Behalve het vloerdeel redden we nog een kerkbank en zelfs een onderdeel van de oude kansel, die het ook niet overleven mocht. Dat mag weer dienst doen. Hier wil ik niet te veel ruchtbaarheid aan geven, want straks staan de pelgrims rijendik op de stoep.

De troost in al deze teloorgang is dat we ’s zondags voorlopig naar de eeuwenoude Bovenkerk mogen. Die hoor je behaaglijk zuchten nu zij weer doen mag waarvoor ze bedoeld is. En eerlijk, ik stap gretiger naar de kerk. Gewoon vanwege de ramen, de lichtval, de luchters. De hervormde vibes, zoals onze kinderen zeggen. „Een vogel is er thuis”, schrijft Ria Borkent in haar Psalm 84. En ook: “Diep in mijn lijf is zo’n heimwee, zo’n blijvende schreeuw om de levende God.” Zelfs het steigerwerk in de zijbeuken sticht. De scheuren in de kerkmuren zijn ook schreeuwen. Net als de ongemakkelijke stoelen, de tocht, de winterkou. Je kruipt wat dichter tegen elkaar aan, je deelt je dekentje. Op een dag zullen we teruggaan naar een kerkzaal met moderne klapbanken, optimale klimaatbeheersing en gergem-vibes. Daar zien we nu al tegenop. Ik, conservator in woorden, tref hierbij voorbereidingen. Bij thuiskomst zal ik onszelf dit floddertje tekst toeschuiven.
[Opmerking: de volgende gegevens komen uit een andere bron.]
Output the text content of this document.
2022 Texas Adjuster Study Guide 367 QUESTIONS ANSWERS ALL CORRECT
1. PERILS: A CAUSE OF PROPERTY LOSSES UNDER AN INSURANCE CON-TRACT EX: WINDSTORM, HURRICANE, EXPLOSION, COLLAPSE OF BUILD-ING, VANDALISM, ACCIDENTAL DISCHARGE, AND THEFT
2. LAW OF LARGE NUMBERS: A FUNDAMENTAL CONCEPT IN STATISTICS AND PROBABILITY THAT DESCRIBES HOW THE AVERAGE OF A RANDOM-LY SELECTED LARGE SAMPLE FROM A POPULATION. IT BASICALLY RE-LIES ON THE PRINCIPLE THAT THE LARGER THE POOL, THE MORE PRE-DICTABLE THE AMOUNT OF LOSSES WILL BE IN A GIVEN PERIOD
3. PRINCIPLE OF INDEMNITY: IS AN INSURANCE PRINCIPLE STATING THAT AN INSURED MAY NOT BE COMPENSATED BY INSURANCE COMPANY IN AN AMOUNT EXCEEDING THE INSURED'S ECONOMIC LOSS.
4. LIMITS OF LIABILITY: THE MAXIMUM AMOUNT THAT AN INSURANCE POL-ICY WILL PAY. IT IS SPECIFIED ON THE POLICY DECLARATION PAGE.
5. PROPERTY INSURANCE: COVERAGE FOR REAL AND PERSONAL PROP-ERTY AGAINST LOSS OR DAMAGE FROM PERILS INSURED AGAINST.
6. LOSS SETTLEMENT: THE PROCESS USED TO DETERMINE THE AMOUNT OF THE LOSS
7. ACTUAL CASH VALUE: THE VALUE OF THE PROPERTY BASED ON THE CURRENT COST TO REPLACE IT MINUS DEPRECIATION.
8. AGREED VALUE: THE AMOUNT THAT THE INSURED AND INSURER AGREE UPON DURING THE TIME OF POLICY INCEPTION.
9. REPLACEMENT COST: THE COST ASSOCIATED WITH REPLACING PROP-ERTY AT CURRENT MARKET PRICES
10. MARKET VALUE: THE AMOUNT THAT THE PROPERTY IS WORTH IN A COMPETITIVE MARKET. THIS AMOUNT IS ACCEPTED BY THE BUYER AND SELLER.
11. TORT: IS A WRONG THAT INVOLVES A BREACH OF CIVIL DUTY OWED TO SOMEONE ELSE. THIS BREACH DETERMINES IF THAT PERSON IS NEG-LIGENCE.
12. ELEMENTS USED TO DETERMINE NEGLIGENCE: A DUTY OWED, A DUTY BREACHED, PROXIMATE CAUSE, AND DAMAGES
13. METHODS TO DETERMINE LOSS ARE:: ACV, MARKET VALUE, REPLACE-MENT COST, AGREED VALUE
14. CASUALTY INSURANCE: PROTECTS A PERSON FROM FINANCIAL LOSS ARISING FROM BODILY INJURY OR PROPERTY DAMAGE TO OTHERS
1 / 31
Dit bericht werd geplaatst in Uncategorized. Bookmark de permalink .

4 reacties op Een Stam is er (niet) thuis

  1. coriendeleeuw@solcon.nl zegt:

    Genoten van je tekst! Wat een gave van het woord! Dichterlijk! Heerlijk om te lezen. Hervormde vibes… hoe herkenbaar.

    Dank weer!!

    Geliked door 1 persoon

  2. Aritha zegt:

    Die heb ik gelezen via een magazine volgens mij. We krijgen die altijd van mensen, een eindje verderop in de straat. Ik vond het heerlijk om te lezen. Ik ben kerk-loos en vind psalm 84 zo… (geen woord voor).

    https://kostbaar.blogspot.com/

    Geliked door 1 persoon

  3. vandervelden@solcon.nl zegt:

    Ha Christine,

    Wat een geweldige column had je weer. Kan je schrijfsel sowieso altijd waarderen, ook de diepgaande en serieuze. Zegen op je werk toegewenst!

    Zie uit naar het vervolg als je voor het eerst in de verbouwde kerk zit.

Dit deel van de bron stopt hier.